Advances in technology have made it easier for researchers to study organisms in the ocean. But when Plotkin first began her research, the only way to conduct research in the ocean was through research cruises, which are expensive and limited by time at sea.
“I did get on ships, and I did go out to sea. And I did do research from those research vessels. And I loved it. The only problem is that I get seasick,” Plotkin said. However, she never let her seasickness get in the way of her lifelong dedication to sea turtles.
Saving the turtles in India
Another important opportunity Plotkin had during her last year of graduate school was to represent Texas in Washington, D.C., as a John A. Knauss Marine Policy Fellow. She said that it was one of the greatest opportunities in her career. When she was first selected, she was considering working as a scientist for the federal government as a possible career path. The fellowship gave her an opportunity to explore that path and help her decide on future plans.
“I was selected to go work for the National Oceanic and Atmospheric Administration (NOAA) and went to their Office of Protected Resources in Silver Spring, Maryland, and worked in their sea turtle program. And it was really an eye-opening experience for me about how policy and regulations are developed in the federal government,” Plotkin said.
She explained that she was given the opportunity to participate in anything she wanted during her time with NOAA and was encouraged to pursue projects she wanted to take on. One such project was something that she began prior to the fellowship, a research endeavor in India. As part of this project, Plotkin saw an opportunity to share NOAA technology with those in the fishing industry in India to help protect sea turtles.
Plotkin flew to India, where she met with several wildlife and fisheries managers and leaders along the Bay of Bengal coast. The fishers there were having problems with inadvertently catching sea turtles. Prior to her visit, fishers in U.S. waters were having the same issue, so NOAA had developed a turtle excluder device (TED) to solve the problem. A TED attaches to the top or bottom of a trawl net. It consists of a grid of bars that allow small animals, such as shrimp, to pass through. When larger animals, such as sea turtles, are captured, they strike the grid bars and are ejected. Learn more.
Making a difference
Plotkin’s visit to India resulted in NOAA sharing the TED technology with the fishing community.

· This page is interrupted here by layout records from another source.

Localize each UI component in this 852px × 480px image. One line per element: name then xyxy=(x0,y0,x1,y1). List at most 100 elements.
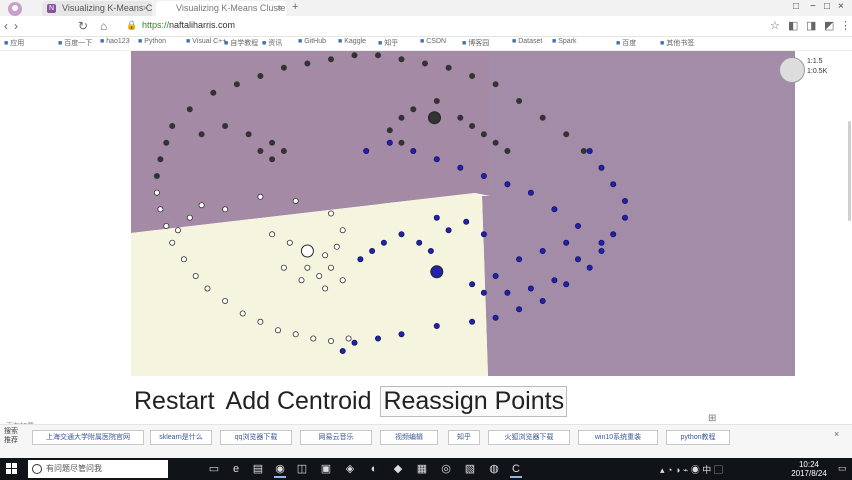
bookmark-item[interactable]: Spark xyxy=(552,38,576,45)
reload-icon[interactable]: ↻ xyxy=(78,19,88,33)
bookmark-item[interactable]: 资讯 xyxy=(262,38,282,48)
data-point xyxy=(539,297,546,304)
store-icon[interactable]: ◫ xyxy=(294,460,310,478)
bookmark-item[interactable]: 博客园 xyxy=(462,38,489,48)
avatar-icon[interactable] xyxy=(4,1,26,17)
bookmark-item[interactable]: Visual C++ xyxy=(186,38,226,45)
home-icon[interactable]: ⌂ xyxy=(100,19,107,33)
scrollbar[interactable] xyxy=(848,121,851,221)
app-icon-7[interactable]: ▧ xyxy=(462,460,478,478)
menu-icon[interactable]: ⋮ xyxy=(840,19,851,32)
taskbar-clock[interactable]: 10:24 2017/8/24 xyxy=(786,460,832,478)
data-point xyxy=(292,197,299,204)
data-point xyxy=(492,81,499,88)
extension-icon-2[interactable]: ◨ xyxy=(806,19,816,32)
taskbar-search-placeholder: 有问题尽管问我 xyxy=(46,464,102,473)
tab-title: Visualizing K-Means Clusterin xyxy=(62,3,152,13)
close-window-icon[interactable]: × xyxy=(838,1,844,12)
search-chip[interactable]: win10系统重装 xyxy=(578,430,658,445)
bookmark-item[interactable]: 自学教程 xyxy=(224,38,258,48)
close-icon[interactable]: × xyxy=(277,1,282,16)
data-point xyxy=(551,277,558,284)
app-icon-2[interactable]: ◈ xyxy=(342,460,358,478)
data-point xyxy=(469,318,476,325)
app-icon-5[interactable]: ▦ xyxy=(414,460,430,478)
taskbar-search[interactable]: 有问题尽管问我 xyxy=(28,460,168,478)
kmeans-visualization[interactable] xyxy=(0,51,852,381)
search-chip[interactable]: 网易云音乐 xyxy=(300,430,372,445)
data-point xyxy=(245,131,252,138)
search-chip[interactable]: 知乎 xyxy=(448,430,480,445)
data-point xyxy=(210,89,217,96)
notification-icon[interactable]: ▭ xyxy=(838,463,847,474)
data-point xyxy=(504,289,511,296)
app-icon-9[interactable]: C xyxy=(508,460,524,478)
app-icon-3[interactable]: ◐ xyxy=(366,460,382,478)
minimize-icon[interactable]: − xyxy=(810,1,816,12)
search-chip[interactable]: sklearn是什么 xyxy=(150,430,212,445)
address-bar[interactable]: 🔒 https://naftaliharris.com xyxy=(120,18,780,33)
edge-icon[interactable]: e xyxy=(228,460,244,478)
tab-visualizing-kmeans-active[interactable]: Visualizing K-Means Clustering × xyxy=(156,1,286,16)
bookmark-item[interactable]: Kaggle xyxy=(338,38,366,45)
task-view-icon[interactable]: ▭ xyxy=(206,460,222,478)
extension-icon[interactable]: ◧ xyxy=(788,19,798,32)
floating-widget[interactable]: 1:1.5 1:0.5K xyxy=(779,57,835,83)
grid-icon[interactable]: ⊞ xyxy=(708,413,716,424)
tray-icons[interactable]: ▴ ◔ ◑ ⌁ ◉ 中 ▢ xyxy=(660,463,723,476)
explorer-icon[interactable]: ▤ xyxy=(250,460,266,478)
user-icon[interactable]: □ xyxy=(793,1,799,12)
tab-visualizing-kmeans[interactable]: N Visualizing K-Means Clusterin × xyxy=(42,1,152,16)
data-point xyxy=(410,106,417,113)
bookmark-item[interactable]: 百度 xyxy=(616,38,636,48)
centroid-marker[interactable] xyxy=(300,244,314,258)
data-point xyxy=(433,214,440,221)
extension-icon-3[interactable]: ◩ xyxy=(824,19,834,32)
windows-start-icon[interactable] xyxy=(6,463,18,475)
app-icon-8[interactable]: ◍ xyxy=(486,460,502,478)
data-point xyxy=(480,289,487,296)
data-point xyxy=(598,247,605,254)
bookmark-item[interactable]: Dataset xyxy=(512,38,542,45)
data-point xyxy=(239,310,246,317)
bookmark-item[interactable]: 应用 xyxy=(4,38,24,48)
bookmark-item[interactable]: 知乎 xyxy=(378,38,398,48)
search-chip[interactable]: python教程 xyxy=(666,430,730,445)
search-chip[interactable]: 上海交通大学附属医院官网 xyxy=(32,430,144,445)
app-icon-4[interactable]: ◆ xyxy=(390,460,406,478)
data-point xyxy=(527,189,534,196)
add-centroid-button[interactable]: Add Centroid xyxy=(224,387,374,416)
maximize-icon[interactable]: □ xyxy=(824,1,830,12)
data-point xyxy=(198,202,205,209)
reassign-points-button[interactable]: Reassign Points xyxy=(380,386,568,417)
data-point xyxy=(327,210,334,217)
bookmark-item[interactable]: 百度一下 xyxy=(58,38,92,48)
app-icon-6[interactable]: ◎ xyxy=(438,460,454,478)
data-point xyxy=(380,239,387,246)
bookmark-item[interactable]: Python xyxy=(138,38,166,45)
bookmark-item[interactable]: hao123 xyxy=(100,38,129,45)
chrome-icon[interactable]: ◉ xyxy=(272,460,288,478)
data-point xyxy=(398,331,405,338)
search-chip[interactable]: qq浏览器下载 xyxy=(220,430,292,445)
data-point xyxy=(457,164,464,171)
back-icon[interactable]: ‹ xyxy=(4,19,8,33)
bookmark-item[interactable]: CSDN xyxy=(420,38,446,45)
data-point xyxy=(198,131,205,138)
close-icon[interactable]: × xyxy=(143,1,148,16)
data-point xyxy=(310,335,317,342)
bookmark-item[interactable]: 其他书签 xyxy=(660,38,694,48)
new-tab-button[interactable]: + xyxy=(292,1,298,13)
search-chip[interactable]: 火狐浏览器下载 xyxy=(488,430,570,445)
search-chip[interactable]: 视频编辑 xyxy=(380,430,438,445)
close-icon[interactable]: × xyxy=(834,429,839,439)
centroid-marker[interactable] xyxy=(428,111,441,125)
app-icon-1[interactable]: ▣ xyxy=(318,460,334,478)
data-point xyxy=(222,123,229,130)
forward-icon[interactable]: › xyxy=(14,19,18,33)
centroid-marker[interactable] xyxy=(430,265,444,279)
star-icon[interactable]: ☆ xyxy=(770,19,780,32)
bookmark-item[interactable]: GitHub xyxy=(298,38,326,45)
data-point xyxy=(186,106,193,113)
restart-button[interactable]: Restart xyxy=(132,387,217,416)
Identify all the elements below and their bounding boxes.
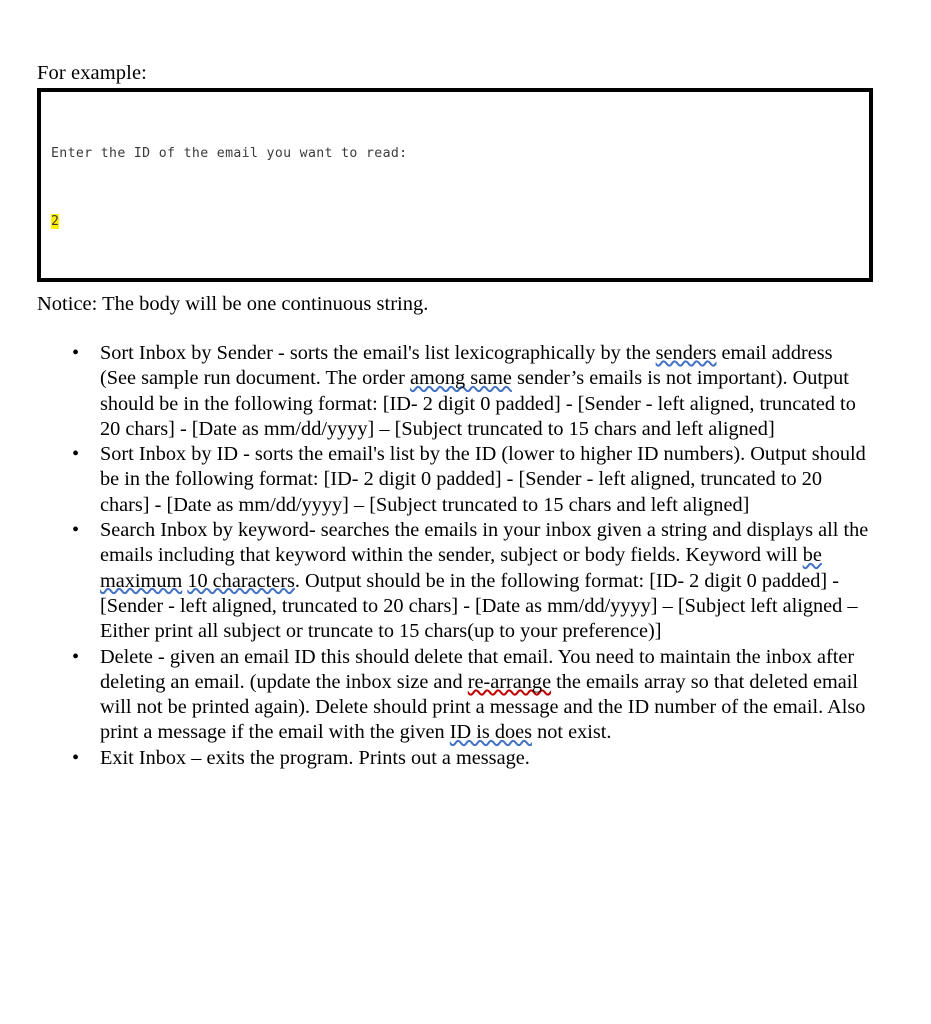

“For me, it was a feel-good moment, because I felt like that one trip was going to make a difference for sea turtles in India,” Plotkin said. “But it was also a really great important lesson to me about how sometimes you just have to be in the right place at the right time and know the right people in order to get something done.”
Throughout her career, Plotkin has maintained her passion for studying sea turtles and working to make a difference for animals, people, and the environment. When she is not working, Pam enjoys spending time with her dogs. She also loves the outdoors, hiking, going to the beach, being on boats, and even just sitting on her porch.
As the director of Texas Sea Grant, Plotkin said that the best part of her job is making a difference for Texas's coastal and marine natural resources and Texas communities.
“We are part of NOAA, and we've got a lot of people on the ground living in coastal communities, really working hard to develop trust relationships and learn about the needs of those communities,” she said.
“We try to address the needs of those communities in a way that will help them and help our natural resources. It's selfless service, in many ways, and I like serving others and feeling like the work that I do at the end of the day has meaning and is making a difference.”